Arriviamo così, dopo una serie di attentati, all’ 11 settembre 2001 e al successivo inizio della “guerra al terrorismo”. Persino l’attacco all’Iraq viene presentato, attraverso prove rivelatesi contraffatte, come un tassello del conflitto contro i terroristi. In realtà, soltanto dopo la caduta di Saddam, Al Qaeda si è infiltrata nel Paese.
In Iraq al-Qaeda ha trovato un punto d’appoggio nella minoranza sunnita e in particolare nel gruppo Ansar al-Islam guidato da Abu Musab al-Zarqaoui che ha dichiarato la sua fedeltà ad Oussama Bin Laden nel 2004, inizialmente con il nome di Jama’at al-Tawhid wal-Jihad (Gruppo di Monoteismo e Jihad) e Tanzim Qaïdat al Jihad fi Bilad al-Rafidayn (“Organizzazione di base della Jihad nella Terra dei Due Fiumi”, vale a dire, Mesopotamia). Sebbene il suo quartier generale sia rimasto al confine tra Pakistan e Afhanistan, Al Qaeda è riuscita ad avere punti di riferimento in diversi Paesi; nello Sahel tra Algeria e Mali nasce Al-Qaeda nel Maghreb Islamico (AQIM), nello Yemen Al-Qaeda nella Penisola Arabica (AQAP) e altri gruppi come Shabab al moujahideen in Somalia o Boko Haram In Nigeria.
Dopo l’uccisione di Al Zarqaoui da parte degli americani, Abou Hamza Al Mouhajer ha perso il comando di Al Qaeda in Iraq, che assieme ad altri gruppi jihadisti hanno annunciato la creazione del Consiglio consultivo dei mujahideen in Iraq (Majlis shura al moujahideen), succeduto dalla creazione dello “Stato Islamico dell’Iraq” guidato da Abu Omar al-Baghdadi e Abu Ayyub al-Masri nel 2006. Questa mossa però è stata molto criticata sia dai leader di Al Qaeda che da altri gruppi jihadisti.
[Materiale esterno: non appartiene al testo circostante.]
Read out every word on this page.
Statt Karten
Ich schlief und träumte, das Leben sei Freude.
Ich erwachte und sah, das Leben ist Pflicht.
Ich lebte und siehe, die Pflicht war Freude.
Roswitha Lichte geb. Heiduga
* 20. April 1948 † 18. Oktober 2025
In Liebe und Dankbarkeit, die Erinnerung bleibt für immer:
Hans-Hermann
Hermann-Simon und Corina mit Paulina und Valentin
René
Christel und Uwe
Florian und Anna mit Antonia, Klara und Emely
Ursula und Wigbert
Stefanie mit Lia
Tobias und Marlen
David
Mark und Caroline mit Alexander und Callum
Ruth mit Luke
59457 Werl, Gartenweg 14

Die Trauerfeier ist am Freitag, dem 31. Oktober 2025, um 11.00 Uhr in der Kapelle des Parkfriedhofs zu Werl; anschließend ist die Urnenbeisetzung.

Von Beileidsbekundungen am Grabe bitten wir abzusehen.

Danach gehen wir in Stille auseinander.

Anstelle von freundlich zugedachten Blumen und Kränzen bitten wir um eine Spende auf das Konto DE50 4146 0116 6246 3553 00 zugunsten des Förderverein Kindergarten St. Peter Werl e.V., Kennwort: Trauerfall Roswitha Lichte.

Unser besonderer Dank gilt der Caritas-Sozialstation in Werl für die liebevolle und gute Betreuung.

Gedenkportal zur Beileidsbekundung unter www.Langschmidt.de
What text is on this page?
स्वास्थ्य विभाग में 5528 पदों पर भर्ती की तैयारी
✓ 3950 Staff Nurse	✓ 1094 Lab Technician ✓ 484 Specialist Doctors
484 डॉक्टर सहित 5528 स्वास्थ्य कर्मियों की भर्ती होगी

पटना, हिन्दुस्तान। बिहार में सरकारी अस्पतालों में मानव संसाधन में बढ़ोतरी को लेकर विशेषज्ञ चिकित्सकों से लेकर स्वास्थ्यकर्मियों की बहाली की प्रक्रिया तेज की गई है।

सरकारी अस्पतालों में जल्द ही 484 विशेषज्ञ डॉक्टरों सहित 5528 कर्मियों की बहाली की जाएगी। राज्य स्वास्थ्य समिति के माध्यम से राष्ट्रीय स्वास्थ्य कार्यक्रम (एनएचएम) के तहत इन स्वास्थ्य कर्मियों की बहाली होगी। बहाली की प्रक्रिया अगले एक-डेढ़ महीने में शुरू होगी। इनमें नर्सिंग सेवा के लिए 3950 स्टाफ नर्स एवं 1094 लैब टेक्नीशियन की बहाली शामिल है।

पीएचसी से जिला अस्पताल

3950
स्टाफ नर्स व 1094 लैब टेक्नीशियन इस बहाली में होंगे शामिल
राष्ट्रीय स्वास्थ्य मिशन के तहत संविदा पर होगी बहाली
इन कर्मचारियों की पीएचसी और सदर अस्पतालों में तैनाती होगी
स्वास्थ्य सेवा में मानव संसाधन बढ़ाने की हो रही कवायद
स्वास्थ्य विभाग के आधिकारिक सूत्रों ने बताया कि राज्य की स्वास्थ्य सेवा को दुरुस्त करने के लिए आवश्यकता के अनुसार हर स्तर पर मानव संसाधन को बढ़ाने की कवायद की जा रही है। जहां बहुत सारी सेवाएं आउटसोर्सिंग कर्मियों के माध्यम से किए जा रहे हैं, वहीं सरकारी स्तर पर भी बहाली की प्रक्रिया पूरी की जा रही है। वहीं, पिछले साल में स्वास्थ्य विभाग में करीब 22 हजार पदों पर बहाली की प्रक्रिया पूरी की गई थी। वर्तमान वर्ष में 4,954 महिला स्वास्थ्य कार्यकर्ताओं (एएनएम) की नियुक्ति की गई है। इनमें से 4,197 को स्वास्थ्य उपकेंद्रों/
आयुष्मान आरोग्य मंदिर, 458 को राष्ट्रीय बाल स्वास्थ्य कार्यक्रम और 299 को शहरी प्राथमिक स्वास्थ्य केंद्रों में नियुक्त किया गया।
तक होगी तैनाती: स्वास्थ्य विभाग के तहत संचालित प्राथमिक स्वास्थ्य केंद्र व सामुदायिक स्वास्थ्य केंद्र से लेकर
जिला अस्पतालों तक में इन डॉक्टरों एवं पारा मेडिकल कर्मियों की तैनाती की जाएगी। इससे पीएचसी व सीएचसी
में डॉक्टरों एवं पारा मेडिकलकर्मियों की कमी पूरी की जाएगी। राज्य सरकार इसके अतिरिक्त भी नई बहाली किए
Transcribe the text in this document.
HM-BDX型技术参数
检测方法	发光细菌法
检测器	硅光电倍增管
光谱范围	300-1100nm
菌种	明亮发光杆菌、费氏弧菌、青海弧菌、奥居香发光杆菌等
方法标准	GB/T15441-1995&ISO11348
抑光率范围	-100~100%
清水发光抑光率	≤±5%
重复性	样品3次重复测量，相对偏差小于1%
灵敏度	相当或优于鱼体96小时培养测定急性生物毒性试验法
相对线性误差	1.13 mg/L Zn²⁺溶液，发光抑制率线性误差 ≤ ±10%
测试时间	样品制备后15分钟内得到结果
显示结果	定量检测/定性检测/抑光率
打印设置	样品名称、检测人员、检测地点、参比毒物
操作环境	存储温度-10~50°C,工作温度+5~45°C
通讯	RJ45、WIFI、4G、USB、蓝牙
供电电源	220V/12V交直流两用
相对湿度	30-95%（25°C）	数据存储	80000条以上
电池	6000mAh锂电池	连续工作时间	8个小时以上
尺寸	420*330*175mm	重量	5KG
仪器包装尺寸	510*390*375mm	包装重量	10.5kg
É stato l’ inizio di una fase involutiva dell’organizzazione tra frammentazioni e conflitti interni, dalla “scomparsa” di Bin Laden nel maggio 2011 alla guerra in Siria.
La proclamazione dello “Stato islamico in Iraq e nel Levante” (ISIS) e la restaurazione del califfato dalla parte di Abu Bakr al-Baghdadi al-Husseini al-Qurashi nel giugno 2014 sembra aver messo Al Qaeda in crisi; Al Baghdadi, - o califfo Ibrahim come gli piace essere chiamato – ha preso distanza dall’organizzazione madre dopo l’opposizione di Ayman Al zawahiri alla fusione ISIS e Il Fronte Al Nousra Di Abou Mohamad Al Joulani. Le divergenze sugli obiettivi dello Jihad hanno provocato persino scontri tra i combattenti dei due gruppi in Siria dove il Fronte Al Nousra è molto attivo nella guerra contro il regime di Bashar Al Assad. Ora lo stato Islamico Di Al Baghdadi - che controlla una superficie grande come la Giordania – benchè attaccato dai curdi e dagli americani, continua a guadagnare terreno e popolarità negli ambiti jihadisti non solo in Iraq e Siria dove regnano le bandiere nere, ma pure in altri Paesi arabi. Il califfo sembra avere tutti gli ingredienti per diventare un numero difficile in un’area che vive in un vero stato di emergenza. Nel frattempo, aL Qaeda - nella persona del suo leader Al Zawahiri - , sta osservando l’avanzata devastante dello stato islamico con cautela e preoccupazione. Nella gara dell’estremismo c’è sempre qualcuno che cerca la medaglia d’oro.